Si tiene una estructura neurótica contará con un recorrido: (1) habrá perdido algo, (2) se habrá identificado narcisísticamente con el falo, (3) habrá asumido no serlo (complejo de castración) y (4) podrá contar con la versión del padre, la père-version. Este es el recorrido expuesto en la primera parte de la conferencia; éstas son las operaciones primarias del proceso de estructuración psíquica: represión primaria, identificación primaria, complejo de castración y Edipo.

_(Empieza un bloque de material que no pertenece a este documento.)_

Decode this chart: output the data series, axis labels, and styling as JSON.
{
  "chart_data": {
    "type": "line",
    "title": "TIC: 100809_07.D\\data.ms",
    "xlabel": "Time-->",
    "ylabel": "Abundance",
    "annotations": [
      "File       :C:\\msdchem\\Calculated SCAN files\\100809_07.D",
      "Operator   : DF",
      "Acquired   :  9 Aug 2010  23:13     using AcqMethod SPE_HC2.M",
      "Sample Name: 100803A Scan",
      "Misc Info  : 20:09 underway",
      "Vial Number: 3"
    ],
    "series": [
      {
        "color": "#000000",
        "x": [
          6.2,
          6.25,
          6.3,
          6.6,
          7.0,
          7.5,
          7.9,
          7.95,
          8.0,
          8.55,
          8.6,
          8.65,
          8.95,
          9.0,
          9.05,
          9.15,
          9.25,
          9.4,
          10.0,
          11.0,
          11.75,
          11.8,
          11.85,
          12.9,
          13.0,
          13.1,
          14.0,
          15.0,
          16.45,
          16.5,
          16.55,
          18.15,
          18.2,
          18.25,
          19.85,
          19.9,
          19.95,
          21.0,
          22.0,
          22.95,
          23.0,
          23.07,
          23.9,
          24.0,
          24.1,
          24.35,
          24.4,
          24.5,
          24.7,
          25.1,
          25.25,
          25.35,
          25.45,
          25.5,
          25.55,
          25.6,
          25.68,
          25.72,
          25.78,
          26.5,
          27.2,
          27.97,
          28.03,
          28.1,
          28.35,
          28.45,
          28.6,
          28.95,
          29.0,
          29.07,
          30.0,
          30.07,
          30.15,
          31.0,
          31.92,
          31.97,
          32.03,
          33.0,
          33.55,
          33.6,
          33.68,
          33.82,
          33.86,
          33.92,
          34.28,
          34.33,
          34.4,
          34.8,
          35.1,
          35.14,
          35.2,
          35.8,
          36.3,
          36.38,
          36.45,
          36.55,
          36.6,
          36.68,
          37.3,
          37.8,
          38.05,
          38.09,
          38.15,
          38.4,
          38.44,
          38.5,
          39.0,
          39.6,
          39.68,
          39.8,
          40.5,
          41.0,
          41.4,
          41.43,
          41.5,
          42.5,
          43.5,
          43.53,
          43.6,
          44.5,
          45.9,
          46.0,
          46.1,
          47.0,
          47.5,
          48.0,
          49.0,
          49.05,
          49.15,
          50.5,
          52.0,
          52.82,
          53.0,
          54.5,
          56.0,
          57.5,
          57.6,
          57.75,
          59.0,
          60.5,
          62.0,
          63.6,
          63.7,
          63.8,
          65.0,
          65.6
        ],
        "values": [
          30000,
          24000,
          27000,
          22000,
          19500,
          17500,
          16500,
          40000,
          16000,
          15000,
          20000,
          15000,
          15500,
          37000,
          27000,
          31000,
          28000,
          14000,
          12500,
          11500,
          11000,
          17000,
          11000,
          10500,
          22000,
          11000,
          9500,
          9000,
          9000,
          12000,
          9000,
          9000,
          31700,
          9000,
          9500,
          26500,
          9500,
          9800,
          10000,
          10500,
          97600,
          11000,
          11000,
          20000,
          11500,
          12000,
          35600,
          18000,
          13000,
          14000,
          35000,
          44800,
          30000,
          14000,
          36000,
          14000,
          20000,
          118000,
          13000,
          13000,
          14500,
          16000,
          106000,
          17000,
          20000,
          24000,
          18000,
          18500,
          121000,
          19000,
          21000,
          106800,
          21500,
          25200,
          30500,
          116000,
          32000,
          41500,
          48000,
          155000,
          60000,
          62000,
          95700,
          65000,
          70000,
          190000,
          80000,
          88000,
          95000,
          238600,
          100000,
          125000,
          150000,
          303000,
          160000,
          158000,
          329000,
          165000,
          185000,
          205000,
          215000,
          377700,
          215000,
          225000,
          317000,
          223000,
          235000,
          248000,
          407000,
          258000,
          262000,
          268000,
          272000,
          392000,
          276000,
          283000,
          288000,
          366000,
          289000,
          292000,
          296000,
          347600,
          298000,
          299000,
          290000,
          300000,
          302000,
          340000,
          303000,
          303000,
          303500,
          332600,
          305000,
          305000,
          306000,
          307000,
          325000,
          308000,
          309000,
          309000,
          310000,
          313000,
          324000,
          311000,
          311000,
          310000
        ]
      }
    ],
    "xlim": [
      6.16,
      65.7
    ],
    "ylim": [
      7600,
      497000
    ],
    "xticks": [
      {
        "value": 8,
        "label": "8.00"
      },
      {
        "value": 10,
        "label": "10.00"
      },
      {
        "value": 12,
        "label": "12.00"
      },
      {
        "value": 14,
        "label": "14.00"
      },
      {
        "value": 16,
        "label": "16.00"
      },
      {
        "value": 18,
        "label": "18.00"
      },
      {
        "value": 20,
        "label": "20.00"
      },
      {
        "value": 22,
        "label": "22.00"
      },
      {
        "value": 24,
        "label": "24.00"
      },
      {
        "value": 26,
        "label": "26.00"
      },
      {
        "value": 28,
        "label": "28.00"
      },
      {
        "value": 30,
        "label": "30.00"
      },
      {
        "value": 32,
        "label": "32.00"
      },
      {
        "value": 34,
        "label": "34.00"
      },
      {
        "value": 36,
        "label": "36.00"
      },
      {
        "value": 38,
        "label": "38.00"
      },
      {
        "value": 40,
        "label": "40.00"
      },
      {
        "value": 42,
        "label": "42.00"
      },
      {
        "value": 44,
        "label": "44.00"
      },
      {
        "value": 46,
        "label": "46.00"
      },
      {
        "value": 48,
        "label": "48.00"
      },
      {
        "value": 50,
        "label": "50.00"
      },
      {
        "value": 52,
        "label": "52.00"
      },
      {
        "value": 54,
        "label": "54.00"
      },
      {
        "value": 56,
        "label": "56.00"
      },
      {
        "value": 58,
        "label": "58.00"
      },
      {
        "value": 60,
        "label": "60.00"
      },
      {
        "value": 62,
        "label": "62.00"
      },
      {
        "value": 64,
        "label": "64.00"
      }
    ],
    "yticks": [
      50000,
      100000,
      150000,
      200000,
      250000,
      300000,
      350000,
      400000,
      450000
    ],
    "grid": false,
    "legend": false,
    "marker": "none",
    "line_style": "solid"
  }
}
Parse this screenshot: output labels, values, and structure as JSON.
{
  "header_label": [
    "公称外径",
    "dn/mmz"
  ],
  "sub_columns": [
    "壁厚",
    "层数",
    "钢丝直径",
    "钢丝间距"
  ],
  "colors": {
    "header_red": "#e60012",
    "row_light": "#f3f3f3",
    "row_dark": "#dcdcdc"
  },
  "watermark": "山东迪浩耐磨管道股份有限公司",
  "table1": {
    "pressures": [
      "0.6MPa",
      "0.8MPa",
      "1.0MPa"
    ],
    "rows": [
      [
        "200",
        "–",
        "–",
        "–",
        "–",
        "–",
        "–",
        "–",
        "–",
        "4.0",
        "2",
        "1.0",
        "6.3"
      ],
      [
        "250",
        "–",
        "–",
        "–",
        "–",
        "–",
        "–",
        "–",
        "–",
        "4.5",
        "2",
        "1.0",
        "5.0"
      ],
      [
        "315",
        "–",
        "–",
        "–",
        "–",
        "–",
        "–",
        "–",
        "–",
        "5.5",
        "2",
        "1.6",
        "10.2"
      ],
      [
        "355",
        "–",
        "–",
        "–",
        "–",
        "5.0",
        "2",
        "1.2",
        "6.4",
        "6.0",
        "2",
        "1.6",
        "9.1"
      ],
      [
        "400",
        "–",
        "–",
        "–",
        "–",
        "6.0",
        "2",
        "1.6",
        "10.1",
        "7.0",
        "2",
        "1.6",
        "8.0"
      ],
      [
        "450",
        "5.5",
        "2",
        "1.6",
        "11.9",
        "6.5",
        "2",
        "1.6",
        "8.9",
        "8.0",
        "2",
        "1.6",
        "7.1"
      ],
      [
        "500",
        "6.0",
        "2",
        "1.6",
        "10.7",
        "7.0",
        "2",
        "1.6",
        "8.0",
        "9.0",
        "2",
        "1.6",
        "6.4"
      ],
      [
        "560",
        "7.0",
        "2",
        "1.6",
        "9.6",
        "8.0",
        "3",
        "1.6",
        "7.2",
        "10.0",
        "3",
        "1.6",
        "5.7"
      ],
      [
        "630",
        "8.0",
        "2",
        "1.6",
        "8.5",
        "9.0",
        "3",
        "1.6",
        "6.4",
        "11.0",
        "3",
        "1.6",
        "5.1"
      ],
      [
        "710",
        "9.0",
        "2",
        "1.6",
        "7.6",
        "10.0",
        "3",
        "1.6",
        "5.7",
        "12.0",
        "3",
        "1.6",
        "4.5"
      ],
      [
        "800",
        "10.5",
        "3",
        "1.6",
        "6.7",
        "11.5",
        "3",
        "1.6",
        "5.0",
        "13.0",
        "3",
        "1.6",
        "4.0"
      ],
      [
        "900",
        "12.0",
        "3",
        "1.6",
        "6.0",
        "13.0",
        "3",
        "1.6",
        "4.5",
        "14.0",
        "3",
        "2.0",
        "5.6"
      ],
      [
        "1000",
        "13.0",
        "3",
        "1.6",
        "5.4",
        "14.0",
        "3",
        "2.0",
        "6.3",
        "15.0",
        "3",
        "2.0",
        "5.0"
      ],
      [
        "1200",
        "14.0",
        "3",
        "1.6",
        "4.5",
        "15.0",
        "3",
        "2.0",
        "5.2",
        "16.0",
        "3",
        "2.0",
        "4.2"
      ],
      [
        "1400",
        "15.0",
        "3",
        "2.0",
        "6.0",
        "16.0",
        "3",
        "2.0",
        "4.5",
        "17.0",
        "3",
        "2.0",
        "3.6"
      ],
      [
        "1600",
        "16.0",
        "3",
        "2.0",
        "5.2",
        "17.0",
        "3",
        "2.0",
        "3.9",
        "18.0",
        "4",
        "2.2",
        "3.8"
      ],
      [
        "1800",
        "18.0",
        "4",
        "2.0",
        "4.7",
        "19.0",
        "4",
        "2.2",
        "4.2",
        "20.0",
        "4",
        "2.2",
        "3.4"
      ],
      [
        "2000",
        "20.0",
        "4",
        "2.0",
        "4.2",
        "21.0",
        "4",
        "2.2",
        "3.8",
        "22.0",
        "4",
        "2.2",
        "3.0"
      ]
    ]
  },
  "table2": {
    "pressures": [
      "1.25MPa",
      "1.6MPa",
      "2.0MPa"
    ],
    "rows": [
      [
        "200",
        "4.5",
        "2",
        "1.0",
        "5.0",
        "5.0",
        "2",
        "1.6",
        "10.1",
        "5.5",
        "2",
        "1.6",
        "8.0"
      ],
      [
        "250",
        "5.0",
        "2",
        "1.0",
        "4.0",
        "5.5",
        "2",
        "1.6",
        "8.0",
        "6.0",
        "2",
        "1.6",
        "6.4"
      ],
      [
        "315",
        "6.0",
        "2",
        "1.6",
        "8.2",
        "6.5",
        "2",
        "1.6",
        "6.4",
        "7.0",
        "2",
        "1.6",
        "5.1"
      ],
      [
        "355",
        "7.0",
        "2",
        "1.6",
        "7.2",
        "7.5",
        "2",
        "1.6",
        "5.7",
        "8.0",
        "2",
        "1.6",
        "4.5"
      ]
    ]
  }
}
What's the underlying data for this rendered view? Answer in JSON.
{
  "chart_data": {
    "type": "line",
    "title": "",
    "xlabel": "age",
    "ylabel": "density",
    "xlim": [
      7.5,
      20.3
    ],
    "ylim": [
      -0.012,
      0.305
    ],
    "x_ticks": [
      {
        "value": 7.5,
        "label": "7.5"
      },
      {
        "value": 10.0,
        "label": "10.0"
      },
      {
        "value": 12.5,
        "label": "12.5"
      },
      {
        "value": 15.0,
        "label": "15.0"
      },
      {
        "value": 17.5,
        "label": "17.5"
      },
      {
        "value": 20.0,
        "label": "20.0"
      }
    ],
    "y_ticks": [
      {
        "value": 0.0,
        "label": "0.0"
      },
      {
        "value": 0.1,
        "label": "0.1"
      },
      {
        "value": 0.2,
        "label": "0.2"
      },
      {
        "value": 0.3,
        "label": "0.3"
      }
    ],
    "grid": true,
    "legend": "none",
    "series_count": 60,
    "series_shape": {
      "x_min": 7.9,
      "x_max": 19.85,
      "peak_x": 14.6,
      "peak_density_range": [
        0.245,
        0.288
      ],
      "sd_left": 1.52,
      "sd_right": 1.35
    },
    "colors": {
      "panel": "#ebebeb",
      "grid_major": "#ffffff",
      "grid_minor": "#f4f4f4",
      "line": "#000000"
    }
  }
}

En cambio, el adolescente con una estructura psicótica se ve confrontado al vacío: ¡tiene que tomar decisiones, tomar la palabra! ¿Cómo?, si el sujeto psicótico no tiene deseo, no se ama a sí mismo más que a cualquier otra cosa, tiene dificultades para hacer el duelo del objeto primordial –que no ha perdido, dijo Jorge Sosa, exponiendo con claridad meridiana la coyuntura de crisis de la adolescencia. Si no se anuda una suplencia, podrá venirse abajo todo el edificio. La catástrofe, el trauma, puede ser grave, vivida como una muerte subjetiva.  Pueden entonces surgir síntomas más o menos discretos: desconexión de los amigos, perplejidad, o bien, finalmente, fenómenos elementales más pesarosos.

Puede el sujeto responder a la catástrofe de formas diferentes. Puede reconstruir su relación con el mundo a través del delirio, la emasculación (en la paranoia); con el lenguaje de órgano, donde un órgano condensa el goce y se separa de él (en la esquizofrenia); construyendo un borde para separarse del otro (en el autismo), como señala Eric Laurent, etc., etc. El autista no quiere saber nada del Otro; no habla. Se defiende de la polisemia del lenguaje, que le abruma. Al no haber represión, escucha todo el lenguaje, todas las significaciones. En el Otro no está el objeto de su deseo; lo tiene él "en el bolsillo". "No quiere nada de ti, él está preocupado con sus cosas...", explicó Sosa de forma llana. Le agradecemos enormemente que vuelva al Grupo de psicoanálisis del Garraf, a explicarnos conceptos muy complejos y abstractos con su estilo tan desenfadado y diáfano, de una claridad y una concreción pasmosas.